Oil and gas act as catalysts for global volatility in recent history

Feb. 5, 2016

The knee-jerk, negative reaction many people have to the idea of the oil and gas industry is a bit appalling.

Not many years ago at a general session at the Offshore Technology Conference, an author of best-selling books on the oil and gas industry lamented the truly detestable image many Americans have of it.

How is it, he asked, that one of the richest industries in the world, having performed miracles of ingenuity and perseverance in furnishing the world with the gasolines and the fuels it must have, could lose the public relations battle to an environmental movement that cannot even get its facts straight?

He traced the origin to the Exxon Valdez oil spill that occurred in Prince William Sound, Alaska, in March 1989. An oil tanker bound for Long Beach, California, struck a reef and spilled about 11 million gallons of oil during the next few days. The accident, cleanup and associated litigation were a public relations disaster for the industry.

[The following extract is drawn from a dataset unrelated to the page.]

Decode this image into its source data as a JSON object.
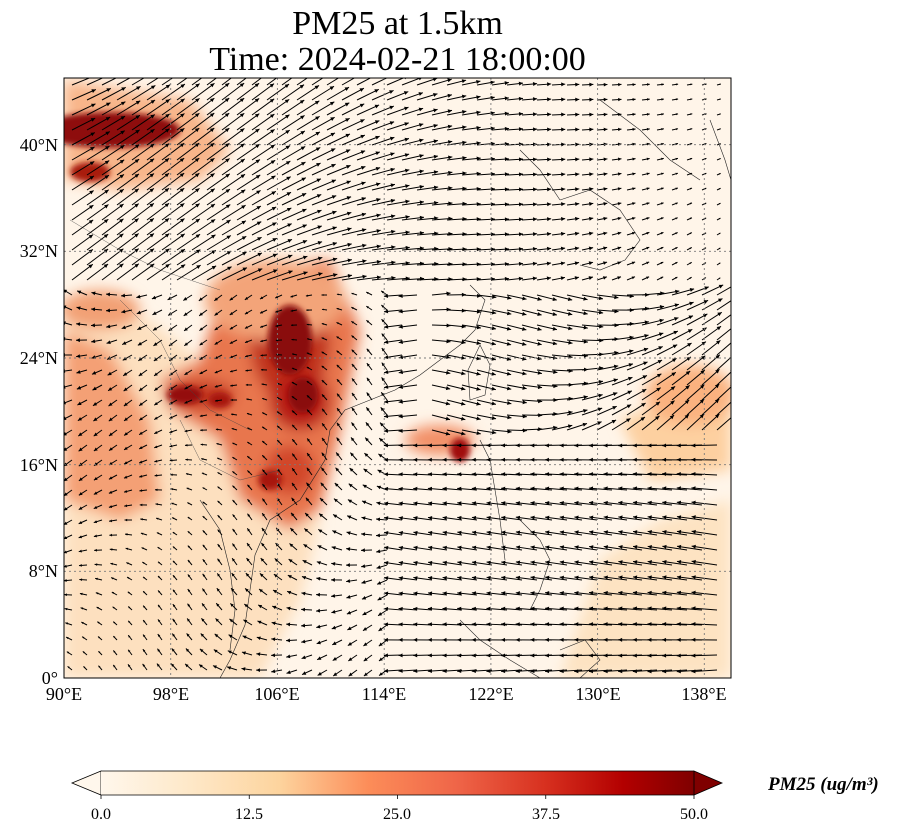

The knee-jerk, negative reaction many people have to the idea of the oil and gas industry, or even the chemical industry, is a bit appalling. At the very moment they are screwing up their faces, odds are they are riding in a jet airplane or car or sitting in a heated or air-conditioned room.

On the other hand, people on the street might take the issues facing the oil and gas industry more seriously and feel more appreciation for it if the industry itself didn’t make the value of energy seem so fungible.

Today, the price of oil and gas is engaged in one of its cyclical nose dives. It wasn’t that long ago that the cost of jet fuel was exorbitant and long-range commuters were hurting.
The development of technologies that exploit America’s shale deposits has made a real difference. Other countries, such as Australia, also have abundant shale deposits, but it is taking interested parties in those countries years longer to secure property and drilling rights.

Global aspects

Since the oil and gas industry’s advent, oil and gas prices have demonstrated extreme global volatility based on the laws of supply and demand, and this causes great strain in societies. At some point you have to ask, "Does it have to be that way?" It is suspected that volatility persists because some grow rich from it, no matter how many people lose as a result.

Leaving aside the Soviet Union’s collapse and the Cold War’s end, it could be said that the most important events of our time came to pass because of the lengths to which Asian, European and American societies were willing to go to find the energy they craved.

The second oil price shock in 1979, following the first in 1973, happened in that exciting period that included the Iranian Revolution (which resulted in formation of a theocracy), the hostage-taking at the U.S. embassy and the 10-year Iran-Iraq war. It’s not every day clerics seize control of a society or two countries decide to duke it out in World War I-style trench warfare.

American newspapers had extensive foreign bureaus at the time, and keeping tabs on the Iranian Revolution and its aftermath in the New York Times was something akin to reading an epic novel in serial form.

Later, Saddam Hussein invaded Kuwait (which had previously paid him $9 billion for his fight against Iran), and George Bush secured his good name in history by a well-executed pushback.

Following the war fought during George W. Bush’s presidency to depose Saddam Hussein and the subsequent withdrawal of most U.S. forces, insane forces were unleashed in traumatized societies, leading to the declaration of a Caliphate (whose forces occupy Anbar Province and the Sunni heartland), ISIS-sponsored global terrorism and a refugee crisis that is transforming the face of Europe.

On the home front

During most of the events described above, gasoline prices stayed high. What kicked off the price decline was the development of the American shale fields. But most recently, the price of oil fell further with the end of the economic sanctions applied against Iran some years ago because of its progressing efforts to develop nuclear weapons.

Rather than throttle the spigot to maintain price, other oil-producing countries have flooded the market with oil. It is odd to think, though, that if shale development had come sooner, we might never have had to take sides in the Middle East or involve ourselves in their conflicts as much as we have.

Machine, equipment and instrument suppliers have developed advanced means to conserve energy in industrial processes and facilities. Their efforts will not go to waste, but it is a shame the engineering and business community cannot count on a stable environment within which to invest.